Here, we perform some analysis using `difflib` to determine whether there are exact matches between the outputted text and the original text.

In [1]:
#compare string versions of data
from difflib import SequenceMatcher
import re

all_books = []
for i in range(1,8):
    with open('data/hp/hp{}.txt'.format(i),'r') as book:
        #print (book)
        all_books = all_books + (book.readlines())

#gen = open('gen.txt', 'r')
#gen_s = ''.join(gen.readlines())

gen_s = '"I want to know what he\'s about to do." \
    Harry felt a seat at the back of Kreacher\'s neck she had chosen to speak. \
    "Do you know what I think?" said Harry, staring at the pair of them. \
    "We won\'t be sure that you were aware of everything they have seen in the Pensieve." \
    The crowd below was sweaty trunks, some looking pearly-white and staring. \
    Harry stared at him in an instant he was pointing at the pair of them, \
    the people in the crowd cheered. They had been excited by the afterpeering theor in the...'

#analyze similarities sentence-by-sentence
#(comparing the generated text to the full corpus yielded incomplete results)

all_books_s = ''.join(all_books)
all_books_sents = re.split('.,!?"()', all_books_s)
with open('matches.txt', 'w') as f:
    for sent in range(len(all_books_sents)):
        sm = SequenceMatcher(None, gen_s, all_books_sents[sent])
        for block in sm.get_matching_blocks():
            if block[2] > 10:
                 f.write('Match: "{}" in original \n \
                         with "{}" in generated \n'.format(all_books_sents[sent][block[1]:block[1]+block[2]], \
                         gen_s[block[0]:block[0]+block[2]]))

FileNotFoundError: ignored


As the results [(file link)](https://github.com/sakib/NLP/blob/master/matches.txt) of this analysis show, the generated text and the original text have a few exact similarities, but no entire sentences are shared between the samples. This is evidence that the model was not overfitted to the data, although qualitative analysis shows that the generated text is still similar to the original data. (The qualitative similarities can be seen in phrases such as "said Harry, staring at the pair of them," where the "pair" is reminiscent to Ron and Hermione from the original text. J.K. Rowling's frequent use of "said" as a "speaking verb" is also clearly mimicked by the model.)
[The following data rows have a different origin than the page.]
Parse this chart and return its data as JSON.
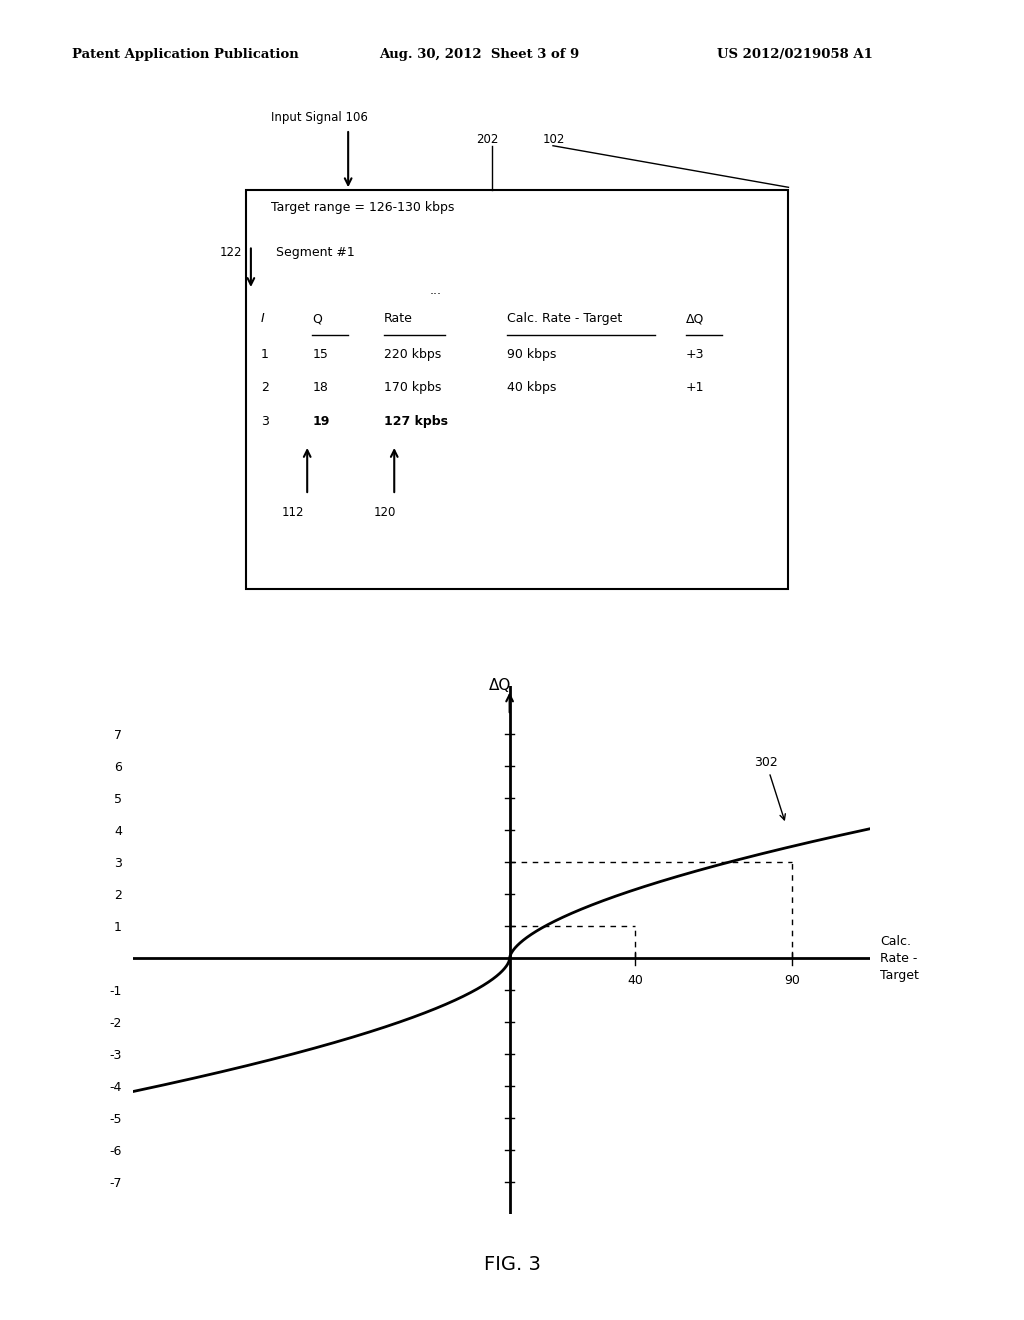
{
  "header_left": "Patent Application Publication",
  "header_mid": "Aug. 30, 2012  Sheet 3 of 9",
  "header_right": "US 2012/0219058 A1",
  "box_title": "Target range = 126-130 kbps",
  "segment_label": "Segment #1",
  "segment_label_num": "122",
  "ellipsis": "...",
  "table_headers": [
    "I",
    "Q",
    "Rate",
    "Calc. Rate - Target",
    "ΔQ"
  ],
  "table_rows": [
    [
      "1",
      "15",
      "220 kbps",
      "90 kbps",
      "+3"
    ],
    [
      "2",
      "18",
      "170 kpbs",
      "40 kbps",
      "+1"
    ],
    [
      "3",
      "19",
      "127 kpbs",
      "",
      ""
    ]
  ],
  "arrow_112_label": "112",
  "arrow_120_label": "120",
  "input_signal_label": "Input Signal 106",
  "box_label_202": "202",
  "box_label_102": "102",
  "curve_label": "302",
  "ylabel": "ΔQ",
  "xlabel_line1": "Calc.",
  "xlabel_line2": "Rate -",
  "xlabel_line3": "Target",
  "yticks": [
    -7,
    -6,
    -5,
    -4,
    -3,
    -2,
    -1,
    1,
    2,
    3,
    4,
    5,
    6,
    7
  ],
  "dashed_points": [
    [
      40,
      1
    ],
    [
      90,
      3
    ]
  ],
  "fig3_label": "FIG. 3",
  "background_color": "#ffffff",
  "text_color": "#000000"
}
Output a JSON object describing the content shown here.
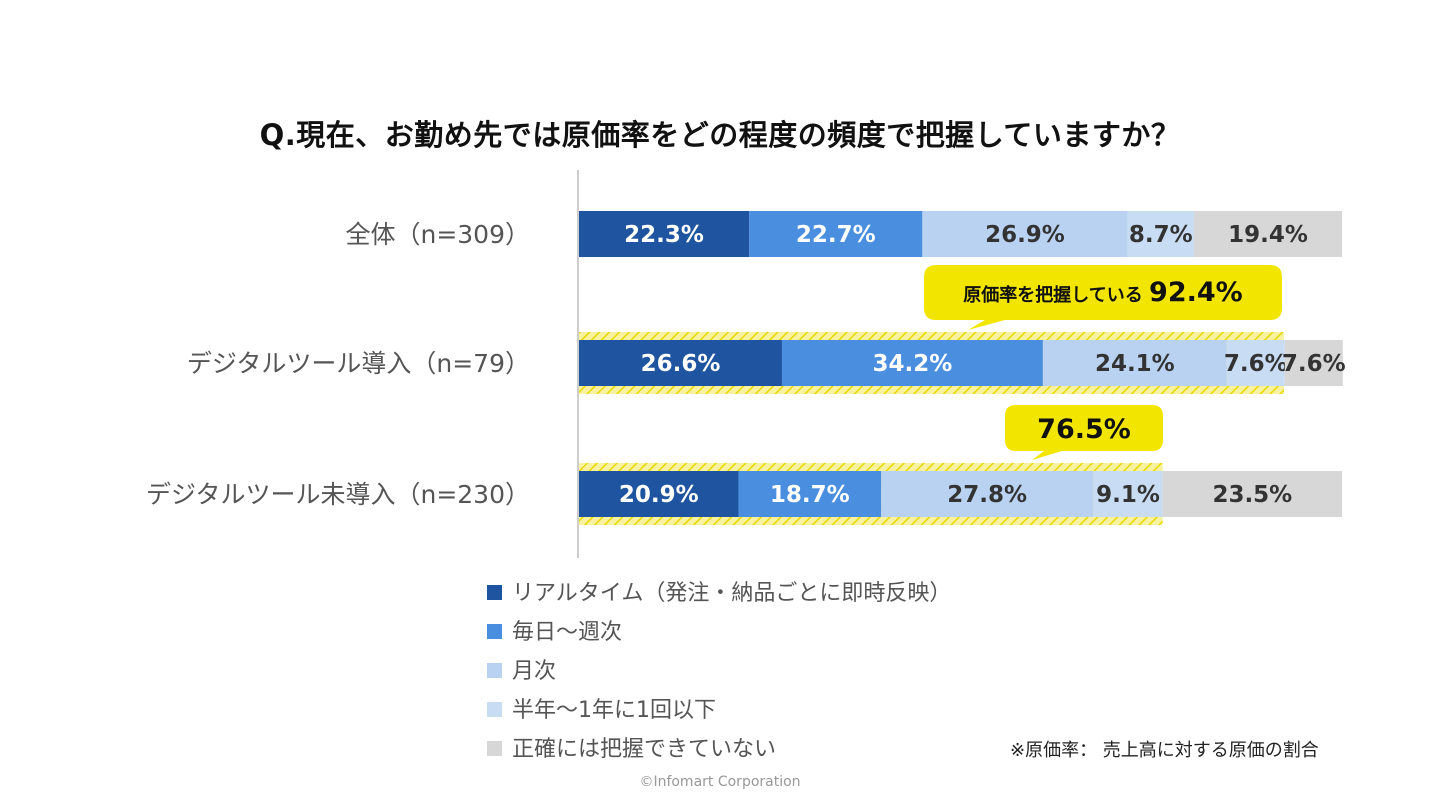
{
  "chart_data": {
    "type": "bar",
    "orientation": "horizontal",
    "stacked": "percent",
    "title": "Q.現在、お勤め先では原価率をどの程度の頻度で把握していますか？",
    "categories": [
      "全体（n=309）",
      "デジタルツール導入（n=79）",
      "デジタルツール未導入（n=230）"
    ],
    "series": [
      {
        "name": "リアルタイム（発注・納品ごとに即時反映）",
        "color": "#1f55a0",
        "label_color": "#ffffff",
        "values": [
          22.3,
          26.6,
          20.9
        ],
        "labels": [
          "22.3%",
          "26.6%",
          "20.9%"
        ]
      },
      {
        "name": "毎日～週次",
        "color": "#4a8ee0",
        "label_color": "#ffffff",
        "values": [
          22.7,
          34.2,
          18.7
        ],
        "labels": [
          "22.7%",
          "34.2%",
          "18.7%"
        ]
      },
      {
        "name": "月次",
        "color": "#b9d2f2",
        "label_color": "#333333",
        "values": [
          26.9,
          24.1,
          27.8
        ],
        "labels": [
          "26.9%",
          "24.1%",
          "27.8%"
        ]
      },
      {
        "name": "半年～1年に1回以下",
        "color": "#c8dcf4",
        "label_color": "#333333",
        "values": [
          8.7,
          7.6,
          9.1
        ],
        "labels": [
          "8.7%",
          "7.6%",
          "9.1%"
        ]
      },
      {
        "name": "正確には把握できていない",
        "color": "#d7d7d7",
        "label_color": "#333333",
        "values": [
          19.4,
          7.6,
          23.5
        ],
        "labels": [
          "19.4%",
          "7.6%",
          "23.5%"
        ]
      }
    ],
    "annotations": [
      {
        "category_index": 1,
        "label": "原価率を把握している",
        "value_label": "92.4%",
        "value": 92.4
      },
      {
        "category_index": 2,
        "label": "",
        "value_label": "76.5%",
        "value": 76.5
      }
    ],
    "legend_position": "bottom",
    "grid": false,
    "highlight_color": "#f2e600"
  },
  "note": "※原価率： 売上高に対する原価の割合",
  "copyright": "©Infomart Corporation"
}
## Significance of this experiment 

This experiment provides insight into the nature of natural language and the patterns of language in some of its most popular written forms. As this experiment shows, a specific writing style can be mimicked by an algorithm that, at its core, only predicts the most likely character to follow a sequence. Even the writing of J.K. Rowling, one of the most popular creative minds of all time, is defined by key elements that can be reproduced by a neural network. 

However, this is not to say that human creativity is predictable (at least not for the time being). Evidently, the generated text makes grammatical sense, but it doesn't make holistic sense. To address this issue with text-generative models, researchers are looking into not only keeping states, but also [attention](http://arxiv.org/pdf/1502.03044v2.pdf), which means being able to extract information from some abstract larger collection of information. For example, generating captions for an image might pick sections of the image to consider for every character in the output sequence. Similar ideas may apply to simulating authors' writing styles.